The only country in the region about which people felt even moderately positive was Jordan. There was some muted enthusiasm about Tunisia too. But Jordan seemed to be the panelists' choice for the country most likely to develop into a tolerant, secular society with a functioning government. Doubts were voiced however about the long term viability of Jordan's economic model which relies heavily on foreign aid for maintaining its large refugee population.
There was no consensus as to how many refugees Europe as a whole or any individual European country can absorb. Germany has so far taken the largest number and their GDP has increased. On a per capita basis, Sweden has taken the most (two per cent of their total population) and may be near their limit. In Sweden unemployment among immigrants is ten percentage points higher than non-immigrants. This is partly to do with women who have little or no education; male employment rates are higher. Unless immigrants are integrated into the workforce they will be perceived as a drain on the economy and this will be exploited by anti-immigration parties in Europe.
There was no consensus either about the need for new arrivals to counterbalance Europe's aging population. Some pointed to past statistics on the positive role of immigrants in creating economic growth, others said that automation in the workforce had made many old jobs obsolete and that as a consequence old economic models were no longer valid. Some countries were mentioned which had absorbed large numbers of refugees in the past: Jordan, Lebanon, Syria (which prior to the current conflict had accepted many Iraqis fleeing the war) and Greece itself which in the 1920s had absorbed 1.2 million Greeks from Asia Minor. In some countries integration was successful, in others the immigrant communities have been afforded limited labor rights compared to native citizens.
Distinctions were also drawn between European countries with loosely regulated labor markets where it is relatively easy for new arrivals to enter the workforce (albeit with low paid and insecure jobs) and countries with greater social protection for workers but where it is harder for new people to get a foot in the door.
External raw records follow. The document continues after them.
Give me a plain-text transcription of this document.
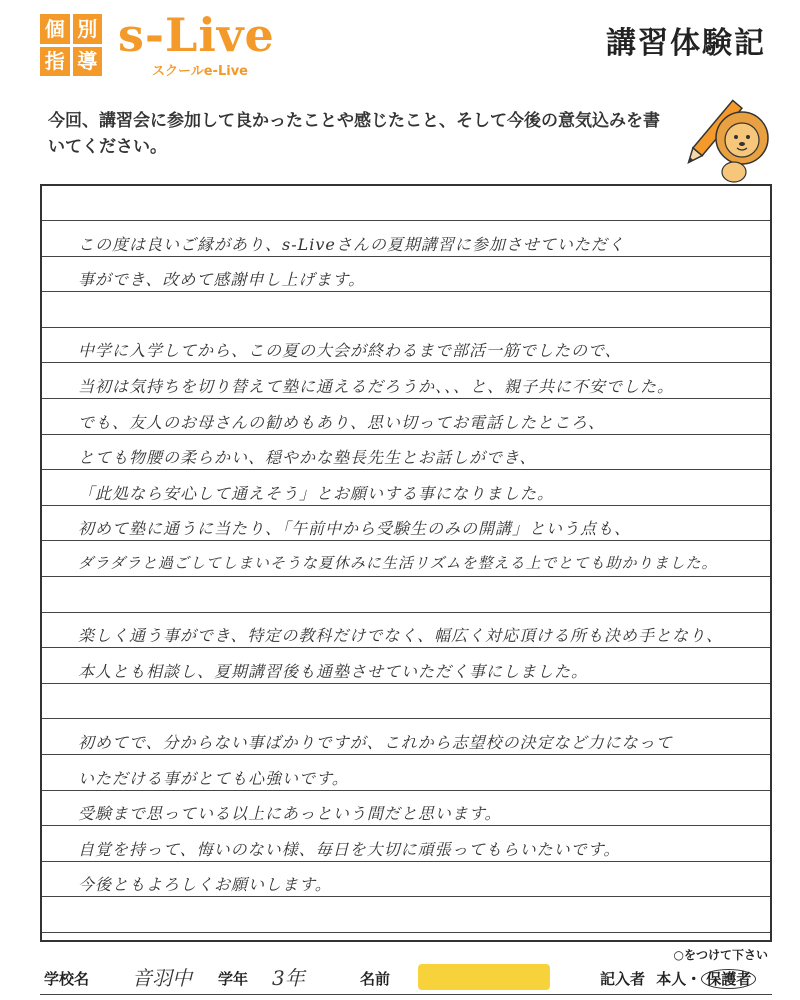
個 別
指 導 s-Live
スクールe-Live
講習体験記
今回、講習会に参加して良かったことや感じたこと、そして今後の意気込みを書いてください。
この度は良いご縁があり、s-Liveさんの夏期講習に参加させていただく
事ができ、改めて感謝申し上げます。
中学に入学してから、この夏の大会が終わるまで部活一筋でしたので、
当初は気持ちを切り替えて塾に通えるだろうか、、、と、親子共に不安でした。
でも、友人のお母さんの勧めもあり、思い切ってお電話したところ、
とても物腰の柔らかい、穏やかな塾長先生とお話しができ、
「此処なら安心して通えそう」とお願いする事になりました。
初めて塾に通うに当たり、「午前中から受験生のみの開講」という点も、
ダラダラと過ごしてしまいそうな夏休みに生活リズムを整える上でとても助かりました。
楽しく通う事ができ、特定の教科だけでなく、幅広く対応頂ける所も決め手となり、
本人とも相談し、夏期講習後も通塾させていただく事にしました。
初めてで、分からない事ばかりですが、これから志望校の決定など力になって
いただける事がとても心強いです。
受験まで思っている以上にあっという間だと思います。
自覚を持って、悔いのない様、毎日を大切に頑張ってもらいたいです。
今後ともよろしくお願いします。
○をつけて下さい
学校名 音羽中 学年 3年	名前	記入者 本人・ 保護者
Will welcoming new refugees - who are often but not exclusively unskilled laborers - mean that countries like France or the Nordic nations need to liberalize their labor laws?
If I were to attempt to summarize I would say that the human interactions gave me hope but that the broader geopolitical discussions made that hope seem very fragile. In the long term the only solution to this situation is to bring peace and stability to the region the refugees are fleeing; the multiple challenges of poor governance, climate change, water scarcity, sectarian violence, foreign intervention and religious extremism make this long term solution look hard to achieve. In the shorter term we should be doing all we possibly can to show solidarity to the Greeks and to other countries on Europe’s periphery. Donations and volunteering will help and, frivolous though it might sound, so will the simple act of taking a vacation in Greece.
In terms of human capital and generosity of spirit, the Greeks seemed amply capable of helping the refugees, but the Greek economy needs help in the form of financial capital and job creation — particularly if the refugees currently stranded in Greece end up staying there permanently.